The B cell epitopes, predicted on the 26 vaccine subunits, are parts of antigens that bind to immunoglobulin or antibody, capable of activating B cells to provide the immune response
[30][55]. Linear B cell epitopes were predicted from four online servers, including BepiPred
[31][56], SVMtrip
[32][57], ABCPred
[33][58], and BCPreds
[34][59]. First, they used BepiPred for the main forecast and the other three servers to check the results of the BepiPred forecast. Additionally, the proprietary RaptorX server was used to evaluate the surface accessibility of SARS-CoV-2 to validate that the B cell epitopes in those subunits were well exposed.
CTLs recognize infected cells using class I MHCs to bind to certain CTL 26 epitopes. The NetMHCpan 4.1 server
[35][60] 43 was used to predict potential CTL epitopes. All overlapping 9aa peptide sequences in the 14 vaccine subunits were tested with the 12 most common class I alleles of human leukocyte antigen (HLA), including HLA-A1, HLA-A2, HLA-A3, HLA-A24, HLA-A26, HLA-B7, HLA-B8, HLA-B27, HLA-B39, HLA-B44, HLA-B58, and HLA-B62, to evaluate their binding affinities and predict potential CTL epitopes
[36][37][61,62].
HTL helps other immune cells’ activity and recognizes infection by using MHC class II to bind with specific HTL epitopes
[38][63]. The NetMHCIIpan 4.0
[39][64] server was used to predict potential HTL epitopes. All overlapping 15aa peptide sequences in the 14 vaccine subunits were tested with the 13 most common HLA Class II alleles, including HLA-DRB1-0101, HLA-DRB1-0301, HLA-DRB1-0401, HLA-DRB1-0701, HLA-DRB1 -0801, HLA-DRB1-0901, HLA-DRB1-1001, HLA-DRB1-1101, HLA-DRB1-1201, HLA-DRB1-1301, HLA-DRB1-1401, HLA-DRB1-1501, and HLA-DRB1-1601, to evaluate their binding affinities and predict potential HTL epitopes
[39][64]. The total HLA score was calculated for each vaccine subunit.
The 3D structure of the designed vaccine was then predicted, refined, and validated by other in silico tools.
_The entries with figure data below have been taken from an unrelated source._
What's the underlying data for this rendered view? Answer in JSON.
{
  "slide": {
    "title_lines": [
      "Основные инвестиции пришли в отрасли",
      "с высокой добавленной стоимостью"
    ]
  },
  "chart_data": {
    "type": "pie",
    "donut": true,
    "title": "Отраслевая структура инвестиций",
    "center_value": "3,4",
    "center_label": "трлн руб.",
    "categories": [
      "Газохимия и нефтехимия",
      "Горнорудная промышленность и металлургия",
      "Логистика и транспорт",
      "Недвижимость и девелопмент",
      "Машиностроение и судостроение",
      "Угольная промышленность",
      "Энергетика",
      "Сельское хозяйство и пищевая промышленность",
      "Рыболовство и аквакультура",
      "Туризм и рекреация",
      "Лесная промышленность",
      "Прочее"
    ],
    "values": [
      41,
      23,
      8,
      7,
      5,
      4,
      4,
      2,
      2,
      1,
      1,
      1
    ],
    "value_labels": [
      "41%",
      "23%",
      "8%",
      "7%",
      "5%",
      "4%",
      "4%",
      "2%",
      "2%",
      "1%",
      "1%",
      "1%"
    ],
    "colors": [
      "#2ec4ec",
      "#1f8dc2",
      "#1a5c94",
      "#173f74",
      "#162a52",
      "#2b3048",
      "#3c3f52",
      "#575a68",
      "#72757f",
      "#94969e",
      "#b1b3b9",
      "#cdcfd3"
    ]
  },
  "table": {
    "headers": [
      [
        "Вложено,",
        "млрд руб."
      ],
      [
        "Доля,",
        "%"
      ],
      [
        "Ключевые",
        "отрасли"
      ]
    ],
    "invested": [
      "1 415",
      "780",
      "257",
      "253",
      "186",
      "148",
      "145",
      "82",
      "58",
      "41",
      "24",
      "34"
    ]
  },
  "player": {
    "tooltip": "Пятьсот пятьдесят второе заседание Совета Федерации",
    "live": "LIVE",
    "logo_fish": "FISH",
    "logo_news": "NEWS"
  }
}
The GalaxyRefine
[40][65] server was employed to refine the 3D structure model of the final vaccine. Among the five refined models predicted by GalaxyRefine, model 2 was chosen as the final vaccine model based on its quality scores with a reported RMSD of 0.58.
In conclusion, this proposed artificial intelligence (AI)-based vaccine discovery facility accelerated the vaccine design process and built a 694 aa multiepitope vaccine containing 16 B cell epitopes, 82 CTL epitopes, and 89 HTL epitopes, which promise to fight SARS-CoV-2 viral infection with good antigenicity, population coverage, and good physicochemical properties and structures, providing great potential for next stage of COVID-19 vaccine design with actual clinical trials.